REMAND IS APPROPRIATE
The decision whether to remand for further proceedings or reverse and award benefits is within the discretion of the district court. McAllister v. Sullivan, 888 F.2d 599, 603 (9th Cir. 1989). Typically, in accordance with the “ordinary remand rule,” the reviewing court will remand to the Commissioner for additional investigation or explanation upon finding error by the ALJ. Treichler v. Comm'r, 775 F.3d 1090, 1099 (9th Cir. 2014). Nonetheless, it is appropriate for the court to exercise its discretion to direct an immediate award of benefits where: “(1) the record has been fully developed and further administrative proceedings would serve no useful purpose; (2) the ALJ has failed to provide legally sufficient reasons for rejecting evidence, whether claimant testimony or medical opinions; and (3) if the improperly discredited evidence were credited as true, the ALJ would be required to find the claimant disabled on remand.” Garrison v. Colvin, 759 F.3d 995, 1020 (9th Cir. 2014) (setting forth three-part credit-as-true standard for remanding with instructions to calculate and award benefits). But where there are outstanding issues that must be resolved before a determination can be made, or it is not clear from the record that the ALJ would be required to find a plaintiff disabled if all the evidence were properly evaluated, remand for further proceedings is appropriate. Benecke v. Barnhart, 379 F.3d 587, 595-96 (9th Cir. 2004); Harman v. Apfel, 211 F.3d 1172, 1179-80 (9th Cir. 2000). In addition, the court must “remand for further proceedings when, even though all conditions of the credit-as-true rule are satisfied, an evaluation of the record as a whole creates serious doubt that a claimant is, in fact, disabled.” Garrison, 759 F.3d at 1021.
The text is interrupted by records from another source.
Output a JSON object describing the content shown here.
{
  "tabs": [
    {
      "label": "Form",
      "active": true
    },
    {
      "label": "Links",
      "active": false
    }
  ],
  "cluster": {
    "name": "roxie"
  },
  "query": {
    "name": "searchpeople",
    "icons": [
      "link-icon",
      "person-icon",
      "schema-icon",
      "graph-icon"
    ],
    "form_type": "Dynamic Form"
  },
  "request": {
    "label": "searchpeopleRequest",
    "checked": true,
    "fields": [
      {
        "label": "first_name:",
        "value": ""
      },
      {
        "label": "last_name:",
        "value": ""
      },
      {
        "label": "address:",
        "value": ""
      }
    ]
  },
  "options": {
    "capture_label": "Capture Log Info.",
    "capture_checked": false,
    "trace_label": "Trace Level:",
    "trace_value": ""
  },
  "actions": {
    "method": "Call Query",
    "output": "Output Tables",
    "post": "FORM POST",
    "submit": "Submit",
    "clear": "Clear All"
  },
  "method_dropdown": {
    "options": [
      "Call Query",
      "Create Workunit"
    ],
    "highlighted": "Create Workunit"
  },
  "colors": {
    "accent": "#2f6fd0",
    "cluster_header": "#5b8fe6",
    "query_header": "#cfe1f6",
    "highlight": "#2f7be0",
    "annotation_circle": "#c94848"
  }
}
Here, remand is required to allow reconsideration of plaintiff's RFC before a determination can be reached as to whether plaintiff is disabled. On remand, the ALJ shall reconsider the physicians' opinions and either accept all of the opined limitations or provide legally sufficient reasons supported by substantial evidence for rejecting them. The ALJ shall then reassess plaintiff's RFC and proceed through steps four and five to determine what work, if any, plaintiff was capable of performing.
VI.
CONCLUSION
IT IS THEREFORE ORDERED that Judgment shall be entered REVERSING the decision of the Commissioner denying benefits, and REMANDING the matter to the Commissioner for further administrative action consistent with this decision.